# Question about copyright & trademark



## moneymadness (Dec 3, 2009)

i have a name i want to use for my t-shirts i'm designing but i'm still waiting to get the name trademark, in fact when i design my t-shirts on the computer. i use the name and logo as if i have it trademark. i went to gov trademark search nothing came up. only problem is, it's a common name. example that's say i want to use the word (money) for my t-shirt company and logo. but my name will be spell (money$).so if i and another person have the same name for our t-shirt business but the names are spell and design different .what legal issues,problems,etc could i run into later on.


----------



## PositiveDave (Dec 1, 2008)

ask a lawyer


----------



## kimura-mma (Jul 26, 2008)

If the name is that common, I would definitely agree with Dave, you need to consult an attorney. An attorney will be able to do proper searches and advise you what is the best course of action. Maybe you can get the word trademarked, maybe you can't. Generic words can be tough to register.

The system is set up to prevent multiple people from using the same brand names for the same type of product. As a general rule, "sight," "sound," and "meaning" are used to determine if two names are similar enough to be considered a conflict (so adding the $ symbol wouldn't help, as "money" and "money$" are basically the same). Either your attorney will find a conflict during the searching phase, or the trademark examining attorney assigned to your application will find a conflict (if this happens, you will not get your application fee back). Either way, you won't be allowed to trademark the name if someone else has a similar name. So the only legal issue you could have is if you continue the using the name after you find out you can't legally use it.


----------



## moneymadness (Dec 3, 2009)

kimura-mma said:


> If the name is that common, I would definitely agree with Dave, you need to consult an attorney. An attorney will be able to do proper searches and advise you what is the best course of action. Maybe you can get the word trademarked, maybe you can't. Generic words can be tough to register.
> 
> The system is set up to prevent multiple people from using the same brand names for the same type of product. As a general rule, "sight," "sound," and "meaning" are used to determine if two names are similar enough to be considered a conflict (so adding the $ symbol wouldn't help, as "money" and "money$" are basically the same). Either your attorney will find a conflict during the searching phase, or the trademark examining attorney assigned to your application will find a conflict (if this happens, you will not get your application fee back). Either way, you won't be allowed to trademark the name if someone else has a similar name. So the only legal issue you could have is if you continue the using the name after you find out you can't legally use it.


do trademark help from someone copy my t-shirts designs or do i need to get each design copyright. also does this keep someone from using your design and quotes. example you see alot of I LOVE NY,I LOVE HATERS,etc.


----------



## kimura-mma (Jul 26, 2008)

moneymadness said:


> do trademark help from someone copy my t-shirts designs or do i need to get each design copyright. also does this keep someone from using your design and quotes. example you see alot of I LOVE NY,I LOVE HATERS,etc.

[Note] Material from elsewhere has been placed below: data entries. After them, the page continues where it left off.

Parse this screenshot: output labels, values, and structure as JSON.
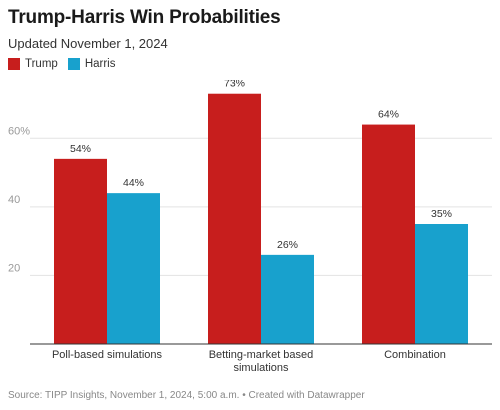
{
  "header": {
    "title": "Trump-Harris Win Probabilities",
    "subtitle": "Updated November 1, 2024"
  },
  "footer": {
    "source": "Source: TIPP Insights, November 1, 2024, 5:00 a.m. • Created with Datawrapper"
  },
  "colors": {
    "Trump": "#c71e1d",
    "Harris": "#18a1cd"
  },
  "chart_data": {
    "type": "bar",
    "categories": [
      "Poll-based simulations",
      "Betting-market based simulations",
      "Combination"
    ],
    "category_lines": [
      [
        "Poll-based simulations"
      ],
      [
        "Betting-market based",
        "simulations"
      ],
      [
        "Combination"
      ]
    ],
    "series": [
      {
        "name": "Trump",
        "values": [
          54,
          73,
          64
        ]
      },
      {
        "name": "Harris",
        "values": [
          44,
          26,
          35
        ]
      }
    ],
    "value_labels": [
      [
        "54%",
        "73%",
        "64%"
      ],
      [
        "44%",
        "26%",
        "35%"
      ]
    ],
    "yticks": [
      20,
      40,
      60
    ],
    "ytick_labels": [
      "20",
      "40",
      "60%"
    ],
    "ylim": [
      0,
      77
    ],
    "grid": true,
    "legend_position": "top-left",
    "title": "Trump-Harris Win Probabilities",
    "subtitle": "Updated November 1, 2024"
  }
}
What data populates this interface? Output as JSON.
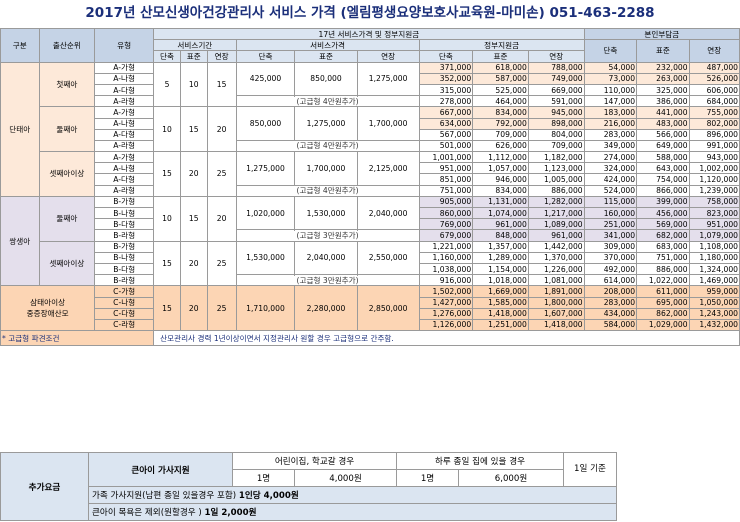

Trademarking only protects the brand name or logo that is registered. To protect a design, you would to copyright it separately. Quotes, phrases, slogans, etc used on t-shirts would need to be trademarked separately if you wanted to protect them.

Two things to note...
When you copyright a design, you only have ownership of the exact design. If someone used the same concept, but designed it differently, that would be legal for them to do so.

Registering a design, brand name, logo, etc doesn't actually prevent anyone from stealing and using it. It is up to you to protect your registrations by suing infringers.


----------